Custer County rancher, Jim Jenkins is driving on change, and he is fed up with the status quo. He strongly believes one route to change is through the political process, but following a lifetime of entrepreunearship, he wants to tread down paths less trodden.
With Ben Nelson’s announcement that he was not going to rerun for the U.S. Senate, Jenkins focused on a seat in the U.S. Senate.
In conversation with the Custer County Chief, as well as through a press release, Jenkins said he is considering placing his name on the ballot.
He initially wanted to do so as an independent, but changes in voter registration laws prohibit Jenkins from running as an Independent per se in the upcoming election. Jenkins changed his political affiliation from Democrat to Independent too late, but current laws do allow him to create a new party. One Jenkins says this could be a gathering place for Independent thinkers.
Jenkins said he believes strongly that a “working independent” can best represent the needs and values of Nebraska as well as the Nation. He added that his respect for the Nebraska voter reinforces that belief.
“Nebraska voters are open minded,” he said. “And independents are the fastest growing segment of the Nebraskan voting population.”
Jenkins points out that Nebraska’s Unicameral Legislature is a great model for non-partisan problem solving.
“Nebraska taxpayers and voters are hard-working and expect their political leaders to roll up their sleeves and come up with common sense solutions to the issues of the day. Nebraska’s success in dealing with fiscal issues is a testament to a sensible approach to politics.”
As a long time, but increasingly disgruntled Democrat, Jenkins said he finds it interesting that so many of his Republican friends have encouraged him to run.

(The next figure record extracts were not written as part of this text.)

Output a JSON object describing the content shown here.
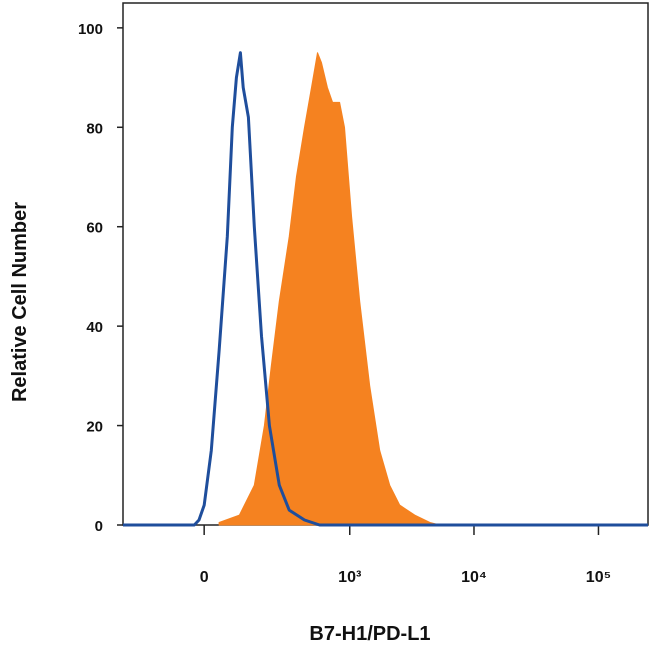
{
  "chart_data": {
    "type": "histogram_overlay",
    "x_label": "B7-H1/PD-L1",
    "y_label": "Relative Cell Number",
    "x_scale": "biexponential",
    "xlim": [
      -290,
      250000
    ],
    "ylim": [
      0,
      105
    ],
    "xticks": [
      0,
      {
        "value": 1000,
        "label": "10³"
      },
      {
        "value": 10000,
        "label": "10⁴"
      },
      {
        "value": 100000,
        "label": "10⁵"
      }
    ],
    "yticks": [
      0,
      20,
      40,
      60,
      80,
      100
    ],
    "series": [
      {
        "color": "#f58220",
        "fill": true,
        "x": [
          38,
          95,
          145,
          185,
          216,
          256,
          314,
          362,
          424,
          486,
          545,
          588,
          658,
          725,
          827,
          907,
          1036,
          1204,
          1449,
          1745,
          2101,
          2530,
          3340,
          4420,
          5320
        ],
        "values": [
          0.5,
          2,
          8,
          20,
          32,
          45,
          58,
          70,
          80,
          88,
          95,
          93,
          88,
          85,
          85,
          80,
          62,
          45,
          28,
          15,
          8,
          4,
          2,
          0.5,
          0
        ]
      },
      {
        "color": "#1f4e9c",
        "fill": false,
        "x": [
          -290,
          -25,
          -13,
          0,
          18,
          38,
          60,
          74,
          86,
          98,
          107,
          124,
          145,
          173,
          207,
          256,
          314,
          424,
          567,
          250000
        ],
        "values": [
          0,
          0,
          1,
          4,
          15,
          35,
          58,
          80,
          90,
          95,
          88,
          82,
          60,
          38,
          20,
          8,
          3,
          1,
          0,
          0
        ]
      }
    ]
  }
}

Over the last week he was encouraged as commitments of support started to surface from the entire political spectrum.
Jenkins points to his Ag background, business know-how and entrepreneurial spirit as what he offers to the voters. “I’m not a carrier politician. Like you, I’ve been on the receiving end of the political system.”
Because Jenkins officially changed his voter registration from Democrat to Independent Jan. 10, of the current year, state statute does not allow him to run for office under the umbrella of the party (Democrat, Republican or Independent) in the same year in which he registers. According to Custer County Clerk Connie Gracey, Statute 32-616 was put on the books last year.
Other options do exist.
A ruling from the Secretary of State Tuesday confirmed the direction Jenkins says makes the most sense, and paints a “clear way” forward.
If Jenkins can gather the signatures of 4,700-5,000 people (1 percent of the voters of the last gubernatorial race) a new Independent party can be formed, and he will be eligible to run for office under the umbrella of the newly formed party.
“Does this idea capture the imagination of the Nebraska citizens?” he asks. He doesn’t know.
Historically, an Independent candidate has never won in the state of Nebraska. As of October 2010, there were 549,105 registered Republicans, 380,321 registered Democrats, 320 registered Libertarians and 212,501 registered Independents.
“I want to start the discussion this year and see where it takes us,” Jenkins said, adding that he was pursuing the path “eyes wide open.”
“I look forward to the debate, and if I decide to run, I look forward to the campaign ... I don’t mind comparing credentials and I want to express ideas. Most of us aren’t that far apart on issues. We all know the deficient needs to be reduced ... It’s about sending the right people, it’s about honesty, integrity and character.
Jenkins says he is willing and able, he just needs to find out if there is support out there.
Jenkins is a graduate of Principia College. In 1996, he founded Wild West, Inc., the company that started the Whiskey Creek Steakhouse restaurant chain. After selling the business in 2001, he co-founded Skeeter Barnes and Pane Bello restaurants.
Jenkins is a Nebraska Cattleman, and a past president of the Nebraska Restaurant Association. He served for several years as the executive director of the Nebraska Corn Fed Beef Program and was appointed to the Nebraska Ethanol Board by then Governor Mike Johanns, re-appointed by Gov. Heineman and served as chairman during his tenure. For nine years he served on the Custer County Planning Commission.
Jenkins’ roots in Nebraska go deep. He now runs his family's cattle ranch established in 1876.